The report was never submitted in the trial court. Based on the recently surfaced CB report the families have moved the court. Prashant Bhushan, noted Supreme Court lawyer, who pleaded a fresh petition on behalf of the victims’ families in the state High Court spoke exclusively to Kashmir Life about the case and human rights scenario in Kashmir.

Prashant Bhushan

Prashant Bhushan

Kashmir Life: Was there anything particularly compelling for you to come and plead this case?

Prashant Bhushan: I felt it was a serious case of human rights violation. Of course there have been many other serious cases of serious human rights violations in Kashmir, but in this case fortuitously because of the crime branch investigation ordered by the (then) DGP at the insistence of NHRC, there was a report which unfortunately had been buried and had gone unnoticed, as a result of which there was already evidence of senior police officials being involved in these killings. Unfortunately none of that had been taken into consideration in the charge sheet or in the trial. Therefore, I felt this was a case which needed to be reinvestigated. As a human rights activist I felt if I could do anything to assist in this process, I should.

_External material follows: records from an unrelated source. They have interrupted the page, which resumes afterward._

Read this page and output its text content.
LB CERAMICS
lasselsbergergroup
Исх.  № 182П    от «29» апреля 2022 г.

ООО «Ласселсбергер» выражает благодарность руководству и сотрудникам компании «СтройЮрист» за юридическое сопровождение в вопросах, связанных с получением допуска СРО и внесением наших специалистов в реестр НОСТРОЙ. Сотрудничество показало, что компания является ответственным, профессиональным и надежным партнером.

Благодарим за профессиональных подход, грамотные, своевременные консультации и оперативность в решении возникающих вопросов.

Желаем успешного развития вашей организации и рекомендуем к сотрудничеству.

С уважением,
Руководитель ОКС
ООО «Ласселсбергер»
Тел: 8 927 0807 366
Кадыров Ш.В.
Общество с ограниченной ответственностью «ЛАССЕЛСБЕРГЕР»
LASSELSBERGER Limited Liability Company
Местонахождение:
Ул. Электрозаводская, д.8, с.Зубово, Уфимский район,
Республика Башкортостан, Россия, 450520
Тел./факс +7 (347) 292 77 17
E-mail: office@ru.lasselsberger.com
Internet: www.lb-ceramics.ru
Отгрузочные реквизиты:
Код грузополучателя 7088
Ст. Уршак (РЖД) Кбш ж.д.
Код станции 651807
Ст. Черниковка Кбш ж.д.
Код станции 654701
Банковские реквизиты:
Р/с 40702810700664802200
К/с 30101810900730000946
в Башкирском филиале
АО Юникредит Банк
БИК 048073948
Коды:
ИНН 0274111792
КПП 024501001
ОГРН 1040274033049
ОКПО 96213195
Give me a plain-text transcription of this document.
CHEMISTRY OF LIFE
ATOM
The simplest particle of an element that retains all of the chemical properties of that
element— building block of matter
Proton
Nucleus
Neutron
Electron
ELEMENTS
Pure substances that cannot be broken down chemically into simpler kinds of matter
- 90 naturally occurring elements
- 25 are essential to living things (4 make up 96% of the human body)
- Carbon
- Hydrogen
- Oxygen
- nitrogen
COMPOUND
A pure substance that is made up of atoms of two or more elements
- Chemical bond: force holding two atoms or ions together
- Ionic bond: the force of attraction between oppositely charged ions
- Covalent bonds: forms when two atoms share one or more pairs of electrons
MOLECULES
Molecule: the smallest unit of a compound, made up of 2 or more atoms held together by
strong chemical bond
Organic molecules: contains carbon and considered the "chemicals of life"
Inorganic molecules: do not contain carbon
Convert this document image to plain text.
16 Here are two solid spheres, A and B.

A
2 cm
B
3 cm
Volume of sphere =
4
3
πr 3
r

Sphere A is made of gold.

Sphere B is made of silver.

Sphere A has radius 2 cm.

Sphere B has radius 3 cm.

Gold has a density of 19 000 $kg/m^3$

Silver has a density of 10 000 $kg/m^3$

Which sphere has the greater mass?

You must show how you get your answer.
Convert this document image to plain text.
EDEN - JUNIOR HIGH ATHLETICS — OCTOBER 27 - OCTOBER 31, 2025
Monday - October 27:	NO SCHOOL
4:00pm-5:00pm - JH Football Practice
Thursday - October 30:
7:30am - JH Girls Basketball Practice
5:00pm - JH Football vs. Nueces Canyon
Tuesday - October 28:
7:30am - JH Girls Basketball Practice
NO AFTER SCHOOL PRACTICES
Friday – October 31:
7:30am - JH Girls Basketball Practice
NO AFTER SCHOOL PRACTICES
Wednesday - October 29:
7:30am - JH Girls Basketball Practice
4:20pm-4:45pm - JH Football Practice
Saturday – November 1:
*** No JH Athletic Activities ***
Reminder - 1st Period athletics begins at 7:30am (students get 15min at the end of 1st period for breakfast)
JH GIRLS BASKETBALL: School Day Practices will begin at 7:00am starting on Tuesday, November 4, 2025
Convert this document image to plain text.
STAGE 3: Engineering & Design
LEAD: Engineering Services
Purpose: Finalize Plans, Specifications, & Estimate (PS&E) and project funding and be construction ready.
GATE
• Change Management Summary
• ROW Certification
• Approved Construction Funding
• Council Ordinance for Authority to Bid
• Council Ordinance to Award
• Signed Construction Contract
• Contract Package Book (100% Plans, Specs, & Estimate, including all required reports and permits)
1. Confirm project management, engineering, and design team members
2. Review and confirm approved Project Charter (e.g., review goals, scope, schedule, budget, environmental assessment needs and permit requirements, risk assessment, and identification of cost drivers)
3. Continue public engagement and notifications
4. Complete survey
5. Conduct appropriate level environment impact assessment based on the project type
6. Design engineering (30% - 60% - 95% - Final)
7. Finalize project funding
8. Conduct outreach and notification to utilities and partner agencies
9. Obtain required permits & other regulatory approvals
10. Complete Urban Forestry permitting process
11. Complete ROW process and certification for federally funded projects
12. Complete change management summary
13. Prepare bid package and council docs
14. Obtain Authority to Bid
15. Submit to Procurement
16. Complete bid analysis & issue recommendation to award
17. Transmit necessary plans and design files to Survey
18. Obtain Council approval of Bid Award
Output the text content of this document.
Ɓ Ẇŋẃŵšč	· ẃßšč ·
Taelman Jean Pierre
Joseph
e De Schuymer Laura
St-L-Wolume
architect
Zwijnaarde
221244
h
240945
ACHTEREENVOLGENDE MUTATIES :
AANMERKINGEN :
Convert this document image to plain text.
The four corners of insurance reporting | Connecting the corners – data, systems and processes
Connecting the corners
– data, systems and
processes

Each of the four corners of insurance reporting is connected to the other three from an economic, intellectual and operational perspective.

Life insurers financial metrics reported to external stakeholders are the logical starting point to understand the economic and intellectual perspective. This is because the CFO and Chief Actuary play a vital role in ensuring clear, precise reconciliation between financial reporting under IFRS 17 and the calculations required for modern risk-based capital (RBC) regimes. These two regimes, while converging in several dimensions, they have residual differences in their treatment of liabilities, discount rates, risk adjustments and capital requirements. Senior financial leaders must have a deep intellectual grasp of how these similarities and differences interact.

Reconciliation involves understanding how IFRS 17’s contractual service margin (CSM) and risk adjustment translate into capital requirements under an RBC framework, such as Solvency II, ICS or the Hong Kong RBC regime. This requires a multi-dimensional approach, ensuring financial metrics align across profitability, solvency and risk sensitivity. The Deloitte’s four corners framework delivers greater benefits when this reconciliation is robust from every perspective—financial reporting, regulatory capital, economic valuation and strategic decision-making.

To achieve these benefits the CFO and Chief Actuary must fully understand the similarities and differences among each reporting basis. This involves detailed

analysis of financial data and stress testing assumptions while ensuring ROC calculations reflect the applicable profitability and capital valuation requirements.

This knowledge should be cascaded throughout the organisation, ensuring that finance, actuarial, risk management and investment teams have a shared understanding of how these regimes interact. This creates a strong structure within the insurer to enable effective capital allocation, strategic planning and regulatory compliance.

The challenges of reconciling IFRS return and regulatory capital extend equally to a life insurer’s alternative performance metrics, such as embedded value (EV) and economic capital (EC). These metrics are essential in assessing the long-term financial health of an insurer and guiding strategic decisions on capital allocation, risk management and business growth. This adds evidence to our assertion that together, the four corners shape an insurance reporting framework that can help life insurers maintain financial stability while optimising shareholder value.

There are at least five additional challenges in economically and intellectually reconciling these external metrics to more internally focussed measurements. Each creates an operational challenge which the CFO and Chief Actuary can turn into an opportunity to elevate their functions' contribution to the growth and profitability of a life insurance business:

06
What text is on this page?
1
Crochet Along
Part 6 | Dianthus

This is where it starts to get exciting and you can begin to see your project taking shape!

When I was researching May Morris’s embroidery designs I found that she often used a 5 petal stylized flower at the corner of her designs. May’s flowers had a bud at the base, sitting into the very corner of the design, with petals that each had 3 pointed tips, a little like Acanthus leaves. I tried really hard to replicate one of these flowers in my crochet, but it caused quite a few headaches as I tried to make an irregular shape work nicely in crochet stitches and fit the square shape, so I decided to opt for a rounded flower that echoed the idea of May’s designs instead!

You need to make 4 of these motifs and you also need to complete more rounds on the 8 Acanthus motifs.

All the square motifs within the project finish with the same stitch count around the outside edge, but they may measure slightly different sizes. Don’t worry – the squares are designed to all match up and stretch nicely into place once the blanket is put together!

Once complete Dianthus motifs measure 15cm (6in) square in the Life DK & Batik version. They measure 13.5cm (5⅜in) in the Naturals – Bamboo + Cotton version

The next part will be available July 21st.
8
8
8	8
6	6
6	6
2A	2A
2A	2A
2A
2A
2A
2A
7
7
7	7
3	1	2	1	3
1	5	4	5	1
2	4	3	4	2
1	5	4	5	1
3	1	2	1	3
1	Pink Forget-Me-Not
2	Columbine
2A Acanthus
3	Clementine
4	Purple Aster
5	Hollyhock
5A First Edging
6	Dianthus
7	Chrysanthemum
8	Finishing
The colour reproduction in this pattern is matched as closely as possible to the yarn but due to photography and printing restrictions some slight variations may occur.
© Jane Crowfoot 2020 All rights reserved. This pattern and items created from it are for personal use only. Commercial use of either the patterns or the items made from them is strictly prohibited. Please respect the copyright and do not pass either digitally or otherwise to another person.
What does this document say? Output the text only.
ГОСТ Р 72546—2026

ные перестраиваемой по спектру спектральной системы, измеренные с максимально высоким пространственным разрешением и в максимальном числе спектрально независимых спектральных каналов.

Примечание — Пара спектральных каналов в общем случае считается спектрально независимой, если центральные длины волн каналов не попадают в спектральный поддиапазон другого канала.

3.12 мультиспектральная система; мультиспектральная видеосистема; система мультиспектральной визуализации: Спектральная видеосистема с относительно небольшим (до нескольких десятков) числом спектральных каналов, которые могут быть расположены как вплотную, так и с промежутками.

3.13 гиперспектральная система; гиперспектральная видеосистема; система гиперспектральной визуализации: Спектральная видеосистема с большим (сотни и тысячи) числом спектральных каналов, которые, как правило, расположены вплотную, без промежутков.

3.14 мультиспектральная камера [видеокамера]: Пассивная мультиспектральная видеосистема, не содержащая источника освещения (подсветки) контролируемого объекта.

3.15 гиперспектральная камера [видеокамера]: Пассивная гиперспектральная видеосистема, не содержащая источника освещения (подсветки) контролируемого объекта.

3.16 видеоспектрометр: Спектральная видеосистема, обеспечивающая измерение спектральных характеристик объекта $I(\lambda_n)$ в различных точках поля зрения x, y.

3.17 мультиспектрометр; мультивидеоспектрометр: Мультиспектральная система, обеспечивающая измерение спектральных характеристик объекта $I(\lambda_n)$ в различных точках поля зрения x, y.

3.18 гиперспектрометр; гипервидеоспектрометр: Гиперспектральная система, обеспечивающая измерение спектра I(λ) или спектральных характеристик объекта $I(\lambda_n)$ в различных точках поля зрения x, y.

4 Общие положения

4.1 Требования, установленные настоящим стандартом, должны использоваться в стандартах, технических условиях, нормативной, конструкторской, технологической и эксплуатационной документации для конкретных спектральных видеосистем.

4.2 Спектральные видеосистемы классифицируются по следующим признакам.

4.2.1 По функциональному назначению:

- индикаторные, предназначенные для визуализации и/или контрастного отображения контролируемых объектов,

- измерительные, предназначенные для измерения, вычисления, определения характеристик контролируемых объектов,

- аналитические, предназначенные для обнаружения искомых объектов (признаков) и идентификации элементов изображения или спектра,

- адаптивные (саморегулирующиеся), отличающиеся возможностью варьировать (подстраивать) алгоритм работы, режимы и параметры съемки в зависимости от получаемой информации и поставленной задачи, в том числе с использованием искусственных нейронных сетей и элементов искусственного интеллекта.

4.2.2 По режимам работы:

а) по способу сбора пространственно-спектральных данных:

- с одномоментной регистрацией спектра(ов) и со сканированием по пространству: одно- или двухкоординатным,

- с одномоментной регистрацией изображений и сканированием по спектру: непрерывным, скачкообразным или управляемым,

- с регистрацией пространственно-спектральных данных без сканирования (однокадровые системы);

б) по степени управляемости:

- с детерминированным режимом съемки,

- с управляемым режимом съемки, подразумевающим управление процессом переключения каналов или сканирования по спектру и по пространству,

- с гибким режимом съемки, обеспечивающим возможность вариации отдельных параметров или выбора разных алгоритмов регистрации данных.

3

KL: You said in your press conference here that this case should be investigated either by an independent Special Investigating Team (SIT) or by CBI. But given the history of cases like Shopian rape and murder where CBI appeared to give a clean chit to government forces, there’s mistrust against such investigation agencies to deliver justice and bring the culprits to book.

PB: You are right. The CBI has often acted as a tool for the central government and has not been able to function independently. So, in those cases where central government also has some interest in suppressing the human rights violations in Kashmir, the CBI would not be seen as a credible independent agency. I think the best thing would be to get a completely independent agency or a special investigating team appointed either by the court or appointed by NHRC, though today even the NHRC doesn’t inspire much confidence. The CBI would certainly be a fall back option which would be better than any agency under the state government.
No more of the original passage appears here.